Glauben ist für mich keine Kategorie, jedenfalls nicht bei weltlichen Themen. Ich höre mir gerne alle Standpunkte an um ein ausgewogenes Bild zu bekommen. Dann hätten wir noch die rechtskonservative Ecke, die den Untergang durch Migrationsbewegungen und Identitätsverlust heraufziehen sieht. Esoteriker, die ein neues spirituelles Zeitalter herbeihoffen. Prepper, die sich auf den Zusammenbruch der Zivilisation und die Rückkehr zum Recht des Stärkeren vorbereiten. Libertäre, die sich auf das Naturrecht beziehen und den Staat loswerden wollen (ich weiß, das sind alles starke Vereinfachungen) und dann wären da auch noch die religiösen Fundamentalisten. Durch das Internet ist es heutzutage möglich, sich in eine beliebige Informationsblase zu begeben und für den Rest des Lebens nicht mehr aus dieser aufzutauchen. Jeder verkündet für sich
die Wahrheit gefunden zu haben. Ich persönlich glaube, dass keine dieser Gruppen ganz im Recht oder ganz im Unrecht ist. Ich glaube auch nicht, dass die Wahrheit etwas ist, was man jemals ganz genau definieren oder in menschlicher Sprache zum Ausdruck bringen wird. Aber was ich glaube ist, dass die größte aller Informationsblasen, der Mainstream, nicht mehr lange die Dominanzstellung haben wird, die er derzeit hat.
Im Internet reden wir mit Menschen, mit denen wir normalerweise aufgrund der eigenen Vorurteile oder aufgrund völlig unterschiedlicher, gewöhnlicher Aufenthaltsorte garkeinen Kontakt haben könnten. Diese Chance sollten wir weiterhin nutzen und weiterhin dafür sorgen, dass diese Möglichkeit offen bleibt. Man sollte also niemanden so beleidigen, dass eine Versöhnung generell ausgeschlossen ist. Mit dem in den Hetzblättchen breitgeschmierten Hass hat das natürlich nichts zutun, wie Chris ausführte.

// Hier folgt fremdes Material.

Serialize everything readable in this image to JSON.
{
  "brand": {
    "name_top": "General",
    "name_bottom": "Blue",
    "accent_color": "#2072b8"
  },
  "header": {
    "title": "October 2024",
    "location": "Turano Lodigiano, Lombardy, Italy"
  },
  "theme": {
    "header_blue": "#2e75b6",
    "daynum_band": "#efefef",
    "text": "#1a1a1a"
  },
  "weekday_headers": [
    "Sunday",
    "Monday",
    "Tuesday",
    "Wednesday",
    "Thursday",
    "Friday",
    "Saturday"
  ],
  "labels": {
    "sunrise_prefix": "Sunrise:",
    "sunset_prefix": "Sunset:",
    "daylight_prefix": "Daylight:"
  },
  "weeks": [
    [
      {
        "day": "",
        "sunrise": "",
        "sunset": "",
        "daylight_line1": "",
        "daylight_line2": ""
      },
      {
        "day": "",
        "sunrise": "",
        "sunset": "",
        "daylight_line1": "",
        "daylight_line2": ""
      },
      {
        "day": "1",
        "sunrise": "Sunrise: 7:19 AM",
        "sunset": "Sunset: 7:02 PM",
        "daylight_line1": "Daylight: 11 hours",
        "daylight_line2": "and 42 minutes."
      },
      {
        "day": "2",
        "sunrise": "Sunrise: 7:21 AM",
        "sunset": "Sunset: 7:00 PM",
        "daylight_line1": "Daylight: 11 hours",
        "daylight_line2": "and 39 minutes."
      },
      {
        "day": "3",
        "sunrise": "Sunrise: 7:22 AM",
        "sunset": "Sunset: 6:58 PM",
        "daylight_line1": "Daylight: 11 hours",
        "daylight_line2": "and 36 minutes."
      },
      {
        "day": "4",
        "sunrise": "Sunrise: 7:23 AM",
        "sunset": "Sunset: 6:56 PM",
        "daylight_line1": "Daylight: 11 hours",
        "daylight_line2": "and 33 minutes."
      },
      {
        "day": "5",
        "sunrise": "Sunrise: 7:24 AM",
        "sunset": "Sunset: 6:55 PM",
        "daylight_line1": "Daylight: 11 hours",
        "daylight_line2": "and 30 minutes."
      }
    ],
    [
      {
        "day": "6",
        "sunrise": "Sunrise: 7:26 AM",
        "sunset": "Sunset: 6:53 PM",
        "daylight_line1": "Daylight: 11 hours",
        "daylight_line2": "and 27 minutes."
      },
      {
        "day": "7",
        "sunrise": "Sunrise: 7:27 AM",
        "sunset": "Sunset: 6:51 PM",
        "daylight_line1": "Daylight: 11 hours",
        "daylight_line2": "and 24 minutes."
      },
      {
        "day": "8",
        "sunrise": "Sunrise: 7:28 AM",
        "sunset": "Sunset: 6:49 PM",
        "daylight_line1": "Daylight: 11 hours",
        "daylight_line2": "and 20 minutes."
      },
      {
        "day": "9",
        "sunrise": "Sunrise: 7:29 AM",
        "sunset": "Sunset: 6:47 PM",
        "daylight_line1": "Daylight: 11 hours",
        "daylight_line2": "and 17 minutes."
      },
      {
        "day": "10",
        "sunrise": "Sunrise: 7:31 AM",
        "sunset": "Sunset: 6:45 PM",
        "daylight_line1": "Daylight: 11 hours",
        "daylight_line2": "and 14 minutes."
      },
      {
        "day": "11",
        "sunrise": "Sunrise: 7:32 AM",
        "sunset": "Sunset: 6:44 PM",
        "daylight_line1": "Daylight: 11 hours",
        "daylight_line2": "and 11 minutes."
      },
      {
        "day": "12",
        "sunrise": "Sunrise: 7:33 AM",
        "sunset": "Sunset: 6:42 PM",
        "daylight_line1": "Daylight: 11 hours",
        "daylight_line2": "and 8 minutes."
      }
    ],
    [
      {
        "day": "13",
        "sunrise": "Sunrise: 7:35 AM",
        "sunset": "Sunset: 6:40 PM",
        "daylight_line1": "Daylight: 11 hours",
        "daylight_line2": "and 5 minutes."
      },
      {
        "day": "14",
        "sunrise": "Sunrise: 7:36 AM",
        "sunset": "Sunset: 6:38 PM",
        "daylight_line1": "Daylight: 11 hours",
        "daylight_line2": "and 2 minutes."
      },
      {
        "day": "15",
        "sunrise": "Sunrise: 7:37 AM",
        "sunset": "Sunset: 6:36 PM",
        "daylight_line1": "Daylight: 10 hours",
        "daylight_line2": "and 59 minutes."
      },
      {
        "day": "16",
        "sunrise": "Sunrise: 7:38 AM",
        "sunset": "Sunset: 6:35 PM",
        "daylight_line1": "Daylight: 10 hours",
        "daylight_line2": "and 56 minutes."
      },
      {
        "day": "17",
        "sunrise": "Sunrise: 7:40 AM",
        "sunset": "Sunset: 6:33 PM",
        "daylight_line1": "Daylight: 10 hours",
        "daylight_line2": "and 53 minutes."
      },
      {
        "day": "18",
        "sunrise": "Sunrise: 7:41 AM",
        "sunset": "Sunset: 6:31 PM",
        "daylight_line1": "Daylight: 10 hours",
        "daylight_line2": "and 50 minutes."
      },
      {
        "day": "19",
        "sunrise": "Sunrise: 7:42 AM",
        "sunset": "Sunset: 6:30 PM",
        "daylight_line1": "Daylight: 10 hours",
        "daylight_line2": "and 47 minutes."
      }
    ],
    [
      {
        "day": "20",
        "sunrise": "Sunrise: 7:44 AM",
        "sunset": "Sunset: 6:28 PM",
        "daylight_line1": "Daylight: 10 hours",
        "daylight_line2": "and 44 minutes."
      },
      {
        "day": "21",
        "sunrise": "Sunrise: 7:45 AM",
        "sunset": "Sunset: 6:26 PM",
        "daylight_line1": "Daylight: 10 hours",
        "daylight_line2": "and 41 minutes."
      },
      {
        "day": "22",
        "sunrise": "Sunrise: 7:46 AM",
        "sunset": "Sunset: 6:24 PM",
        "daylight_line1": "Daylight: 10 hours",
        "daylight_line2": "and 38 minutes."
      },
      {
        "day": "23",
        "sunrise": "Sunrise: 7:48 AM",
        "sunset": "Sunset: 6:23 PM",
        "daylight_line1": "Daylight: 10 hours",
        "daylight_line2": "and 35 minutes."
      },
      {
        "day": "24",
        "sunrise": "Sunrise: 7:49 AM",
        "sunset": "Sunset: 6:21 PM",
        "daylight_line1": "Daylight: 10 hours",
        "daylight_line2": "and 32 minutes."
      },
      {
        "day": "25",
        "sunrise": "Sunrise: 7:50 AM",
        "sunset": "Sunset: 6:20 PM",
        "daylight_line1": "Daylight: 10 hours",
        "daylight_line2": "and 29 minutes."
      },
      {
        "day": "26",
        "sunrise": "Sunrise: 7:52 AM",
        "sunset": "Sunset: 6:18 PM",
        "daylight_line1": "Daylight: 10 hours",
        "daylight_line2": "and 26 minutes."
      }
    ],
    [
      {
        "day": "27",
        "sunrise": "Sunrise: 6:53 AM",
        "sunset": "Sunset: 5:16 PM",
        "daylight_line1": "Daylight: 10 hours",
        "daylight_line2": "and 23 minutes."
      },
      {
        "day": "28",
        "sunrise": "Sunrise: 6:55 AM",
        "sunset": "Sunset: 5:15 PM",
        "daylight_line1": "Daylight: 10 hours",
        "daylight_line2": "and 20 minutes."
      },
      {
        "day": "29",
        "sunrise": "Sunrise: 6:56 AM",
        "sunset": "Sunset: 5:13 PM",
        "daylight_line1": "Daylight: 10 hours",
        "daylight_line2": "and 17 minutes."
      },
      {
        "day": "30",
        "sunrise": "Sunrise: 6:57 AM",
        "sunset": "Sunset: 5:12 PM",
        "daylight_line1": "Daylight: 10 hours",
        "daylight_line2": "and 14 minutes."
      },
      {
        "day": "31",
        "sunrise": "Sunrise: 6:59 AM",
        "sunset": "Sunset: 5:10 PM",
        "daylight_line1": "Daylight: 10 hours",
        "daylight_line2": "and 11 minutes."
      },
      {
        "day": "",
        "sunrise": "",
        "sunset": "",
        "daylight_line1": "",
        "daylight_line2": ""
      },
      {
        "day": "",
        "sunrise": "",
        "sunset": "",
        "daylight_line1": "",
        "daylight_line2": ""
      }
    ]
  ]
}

Ich suche immer wieder gerade die Konfrontation mit anderen Weltbildern. Und dies ist eben etwas, das im Mainstream fast völlig fehlt. Dort werden
die Anderen meistens, sogar fast immer nur ausgegrenzt. Wie es halt in Informationsblasen üblich ist. Das Ideale wäre für mich ein Mainstream, der keinerlei Scheuklappen mehr hätte. Natürlich wird ein solcher
neuer Mainstream nicht über Nacht entstehen, aber die Entwicklung sollte dahin gehen. Wenn die Vertreter der jeweiligen Informationsblasen vor einem großen Publikum zu Wort kommen würden, dann würde sich sehr schnell die Spreu vom Weizen trennen. Leute, die wirklich völlig abstruse Ansichten vertreten, würden von der Bildfläche wieder verschwinden, weil keiner sie ernst nimmt. So gibt es zum Beispiel Leute, die ernsthaft glauben, dass jedes Fußballspiel in den höheren Ligen bis ins Detail abgesprochen ist, spektakuläre Tore nach der 90. Minute inklusive. Jeder, der schon einmal selber Fußball gespielt hat, weiß, dass dies unmöglich ist, es gibt viel zu viele Faktoren, man könnte ein abgesprochenes Spiel niemals glaubhaft rüber bringen, und schon gar nicht tausende, zehntausende Spiele und vor allem:
Wieso sollte man dies überhaupt tun? Es gibt tatsächlich
Verschwörungstheorien, die einem die Haare zu Berge stehen lassen. Die Vertreter dieser Theorien würden sich dann aber vor einem großen Publikum ganz schnell blamieren und somit in der Irrelevanz versinken. Diejenigen jedoch, die wirklich tiefgründige und ausgefeilte alternative Ansichten präsentieren, würden sich durchsetzen und genau so ernst genommen werden wie der derzeitige Mainstream. Ich finde, es zeugt von großer Unsicherheit, dass die Massenmedien nur noch
eine Linie fahren. Wenn ihre moralischen Überlegenheitsgefühle wirklich so stark sind, dann sollten sie weniger Angst vor Konfrontationen haben.